13 February, 2018
Aussie trees sweat to survive the heat
Australian researchers growing trees in climate change conditions have found the leaves "sweat" to survive extreme heatwaves.
The year-long experiment showed that trees continue to release water through their leaves as an evaporative cooling system during periods of extreme heat, despite the carbon-fixing process of photosynthesis grinding to a halt.
Previously, scientists believed that photosynthesis and transpiration - the process of releasing water - were linked, meaning one would not occur without the other.
Prof Mark Tjoelker from the University of Western Sydney's Hawkesbury Institute for the Environment is one of the authors of the study, which was published in Global Change Biology this month.
Prof Tjoelker said the findings had significant implications for climate change because they showed that trees stopped capturing carbon during extreme heatwaves, which are predicted to become more frequent and severe in the future.
"If heatwaves occur over a large surface area ... clearly the trees and native forests in that area would take up less carbon," he said. "And if there is an increased frequency of heatwaves that obviously impacts their ability to serve as carbon sinks."
New South Wales and Queensland had their hottest year on record in 2017, while Australia as a whole recorded its third-hottest.

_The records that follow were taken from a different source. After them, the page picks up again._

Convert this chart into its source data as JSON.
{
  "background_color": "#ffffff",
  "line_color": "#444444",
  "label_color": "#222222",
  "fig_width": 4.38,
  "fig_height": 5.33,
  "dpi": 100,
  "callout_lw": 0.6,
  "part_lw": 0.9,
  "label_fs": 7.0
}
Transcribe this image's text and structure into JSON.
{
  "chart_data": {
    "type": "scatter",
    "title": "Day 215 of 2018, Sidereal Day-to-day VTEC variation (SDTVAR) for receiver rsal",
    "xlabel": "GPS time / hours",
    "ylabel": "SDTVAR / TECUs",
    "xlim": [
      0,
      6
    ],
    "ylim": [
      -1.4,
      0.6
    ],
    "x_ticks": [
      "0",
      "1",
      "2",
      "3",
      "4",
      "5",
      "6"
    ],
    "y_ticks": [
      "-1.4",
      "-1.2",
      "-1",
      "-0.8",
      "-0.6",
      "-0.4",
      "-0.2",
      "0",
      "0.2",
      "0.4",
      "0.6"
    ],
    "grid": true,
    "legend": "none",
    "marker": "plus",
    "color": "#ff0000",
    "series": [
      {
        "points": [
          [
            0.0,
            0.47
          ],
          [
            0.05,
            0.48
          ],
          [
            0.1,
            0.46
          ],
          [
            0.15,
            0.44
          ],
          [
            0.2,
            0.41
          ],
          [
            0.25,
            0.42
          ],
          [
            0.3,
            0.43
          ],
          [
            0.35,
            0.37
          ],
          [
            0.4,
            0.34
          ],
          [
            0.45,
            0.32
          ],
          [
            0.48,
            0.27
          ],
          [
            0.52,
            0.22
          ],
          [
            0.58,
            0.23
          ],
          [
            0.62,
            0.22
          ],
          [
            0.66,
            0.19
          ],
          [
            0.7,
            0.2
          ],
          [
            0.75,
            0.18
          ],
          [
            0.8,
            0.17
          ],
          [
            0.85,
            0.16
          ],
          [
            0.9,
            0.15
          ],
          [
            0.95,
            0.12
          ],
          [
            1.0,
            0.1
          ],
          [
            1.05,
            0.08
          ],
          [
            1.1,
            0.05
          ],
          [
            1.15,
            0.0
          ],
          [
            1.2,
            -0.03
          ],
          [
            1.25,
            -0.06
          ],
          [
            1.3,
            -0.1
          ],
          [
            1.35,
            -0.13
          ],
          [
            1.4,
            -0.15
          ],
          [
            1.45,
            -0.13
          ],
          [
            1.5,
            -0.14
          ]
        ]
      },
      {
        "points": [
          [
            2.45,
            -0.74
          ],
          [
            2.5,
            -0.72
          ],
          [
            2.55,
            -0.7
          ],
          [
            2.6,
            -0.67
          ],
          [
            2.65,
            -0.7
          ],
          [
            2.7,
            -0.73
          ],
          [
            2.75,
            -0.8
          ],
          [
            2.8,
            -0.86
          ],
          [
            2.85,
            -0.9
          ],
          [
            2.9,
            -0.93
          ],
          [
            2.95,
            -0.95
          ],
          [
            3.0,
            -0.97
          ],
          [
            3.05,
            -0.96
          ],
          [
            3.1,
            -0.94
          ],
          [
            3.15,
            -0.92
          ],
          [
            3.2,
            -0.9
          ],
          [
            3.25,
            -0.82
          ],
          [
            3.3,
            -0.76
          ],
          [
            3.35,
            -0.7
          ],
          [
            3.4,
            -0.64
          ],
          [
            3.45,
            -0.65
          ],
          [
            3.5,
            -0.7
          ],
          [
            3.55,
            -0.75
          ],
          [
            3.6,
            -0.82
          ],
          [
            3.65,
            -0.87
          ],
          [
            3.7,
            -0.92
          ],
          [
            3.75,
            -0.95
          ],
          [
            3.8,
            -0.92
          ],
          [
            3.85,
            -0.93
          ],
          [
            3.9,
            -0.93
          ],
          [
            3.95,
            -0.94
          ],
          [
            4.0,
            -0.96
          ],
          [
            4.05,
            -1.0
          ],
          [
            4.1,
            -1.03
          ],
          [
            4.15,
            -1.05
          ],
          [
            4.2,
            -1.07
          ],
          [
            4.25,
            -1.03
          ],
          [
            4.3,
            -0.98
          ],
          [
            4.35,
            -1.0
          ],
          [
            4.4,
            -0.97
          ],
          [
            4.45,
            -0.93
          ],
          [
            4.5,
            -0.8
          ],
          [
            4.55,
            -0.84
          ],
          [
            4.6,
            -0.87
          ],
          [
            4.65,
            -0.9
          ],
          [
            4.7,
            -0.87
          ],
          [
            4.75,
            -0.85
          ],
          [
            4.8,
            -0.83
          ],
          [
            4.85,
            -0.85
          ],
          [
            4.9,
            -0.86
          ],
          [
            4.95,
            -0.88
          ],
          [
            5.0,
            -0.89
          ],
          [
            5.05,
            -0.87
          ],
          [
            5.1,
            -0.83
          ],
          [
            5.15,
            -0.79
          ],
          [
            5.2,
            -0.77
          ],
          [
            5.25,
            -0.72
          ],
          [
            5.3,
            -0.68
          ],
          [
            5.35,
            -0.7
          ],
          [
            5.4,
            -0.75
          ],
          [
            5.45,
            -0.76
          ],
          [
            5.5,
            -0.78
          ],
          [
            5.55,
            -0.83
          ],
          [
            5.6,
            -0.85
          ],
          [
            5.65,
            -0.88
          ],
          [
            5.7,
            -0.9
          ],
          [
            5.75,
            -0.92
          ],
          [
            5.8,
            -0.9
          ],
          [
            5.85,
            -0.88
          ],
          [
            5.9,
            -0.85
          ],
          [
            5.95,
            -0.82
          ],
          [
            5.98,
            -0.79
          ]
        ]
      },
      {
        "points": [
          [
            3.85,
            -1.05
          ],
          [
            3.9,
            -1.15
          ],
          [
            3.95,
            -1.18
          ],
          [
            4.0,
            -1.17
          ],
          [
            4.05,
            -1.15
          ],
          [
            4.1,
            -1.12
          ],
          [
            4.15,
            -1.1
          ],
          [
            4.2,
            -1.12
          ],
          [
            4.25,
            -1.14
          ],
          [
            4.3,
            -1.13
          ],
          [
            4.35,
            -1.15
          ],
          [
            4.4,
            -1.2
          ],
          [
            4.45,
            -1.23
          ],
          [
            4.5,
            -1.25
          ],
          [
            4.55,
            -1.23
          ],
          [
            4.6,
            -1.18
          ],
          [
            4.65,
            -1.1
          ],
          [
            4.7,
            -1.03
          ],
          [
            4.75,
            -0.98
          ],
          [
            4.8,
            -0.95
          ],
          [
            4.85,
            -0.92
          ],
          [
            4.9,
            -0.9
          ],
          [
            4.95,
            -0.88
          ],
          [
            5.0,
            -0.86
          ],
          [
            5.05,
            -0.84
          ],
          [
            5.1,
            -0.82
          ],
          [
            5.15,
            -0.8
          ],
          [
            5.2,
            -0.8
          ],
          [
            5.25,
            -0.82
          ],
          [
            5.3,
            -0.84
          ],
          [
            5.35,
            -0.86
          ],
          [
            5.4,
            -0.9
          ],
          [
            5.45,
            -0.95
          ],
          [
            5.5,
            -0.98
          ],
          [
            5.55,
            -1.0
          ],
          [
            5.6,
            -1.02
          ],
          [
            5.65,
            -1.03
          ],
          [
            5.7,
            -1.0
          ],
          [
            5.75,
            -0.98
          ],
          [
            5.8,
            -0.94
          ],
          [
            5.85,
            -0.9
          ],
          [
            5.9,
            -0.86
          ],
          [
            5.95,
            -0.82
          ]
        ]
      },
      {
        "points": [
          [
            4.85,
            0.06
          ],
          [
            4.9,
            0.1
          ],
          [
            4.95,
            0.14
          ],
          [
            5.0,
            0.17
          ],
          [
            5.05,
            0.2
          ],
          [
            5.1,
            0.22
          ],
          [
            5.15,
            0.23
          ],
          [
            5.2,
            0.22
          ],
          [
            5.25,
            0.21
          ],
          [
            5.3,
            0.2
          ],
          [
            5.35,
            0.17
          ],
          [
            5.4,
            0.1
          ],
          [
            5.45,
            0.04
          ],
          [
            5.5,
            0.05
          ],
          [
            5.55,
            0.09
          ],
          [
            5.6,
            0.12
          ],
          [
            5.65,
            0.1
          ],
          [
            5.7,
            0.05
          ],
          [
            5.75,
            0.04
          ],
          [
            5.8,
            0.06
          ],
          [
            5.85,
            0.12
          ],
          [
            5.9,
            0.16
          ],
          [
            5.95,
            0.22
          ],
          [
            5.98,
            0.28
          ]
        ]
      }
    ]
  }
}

Seven of the 10 hottest years recorded in Australia have occurred since 2005.
The study also showed that trees grown in conditions that mimic a predicted 3C average warming were not better able to cope with extreme heat.
The experiment was conducted at the Hawkesbury forest experiment and Yarramundi site at Richmond, near Sydney. It involved the use of 12 "whole-tree capsules".
The nine-metre capsules are temperature and climate-controlled pods that look like a cross between a greenhouse and a spaceship, and are referred to by locals as "the Coke bottles".
Each capsule was planted with a 60cm Eucalyptus parramattensis or Parramatta red gum seedling in December 2015. The species is endemic to the area and listed as vulnerable.
Six of the capsules were set to reflect the ambient temperature, while the other six were set to reflect a predicted 3C increase in mean annual temperatures, which is the modelled climate change outcome for Australia before the end of the century.
The trees in the warmer pods grew 30% faster and reached a height of six metres in two years.
Twelve months in, researchers began inflicting artificially induced four-day heatwaves across all 12 capsules, bringing the afternoon temperature up to 43C. The trees were starved of water for a month leading up to each heatwave to mimic natural heatwave conditions.
"It didn't matter whether the trees were grown under current climate conditions or the 3C increase of the future, they responded equally well," Prof Tjoelker said. "On each of those days when peak afternoon heatwave temperatures were high, we noticed the photosynthesis went to zero, so they weren't taking up any carbon any more but they maintained their water loss."
The effect was a cooling system "akin to humans sweating", he said.
Prof Tjoelker said the results would be fed back to the Intergovernmental Panel on Climate Change (IPCC) to help provide more accurate modelling.
"We can just provide the nuts and bolts, the biology, that helps improve the reliability of these simulations," he said.
Further studies will be conducted to see if the response is consistent across tree types, whether trees are able to use this cooling method to survive longer heatwaves and what happens if they run out of water. That could result in some deaths among the pod trees.
"Trees will be sacrificed for science, in some cases," Prof Tjoelker said.
The test centre was designed to be replanted every few years. This crop of parramattensis is due to be pulled up and replaced with a new species for a new round of experiments.
The project is partly funded by a $315,000 ARC discovery project grant.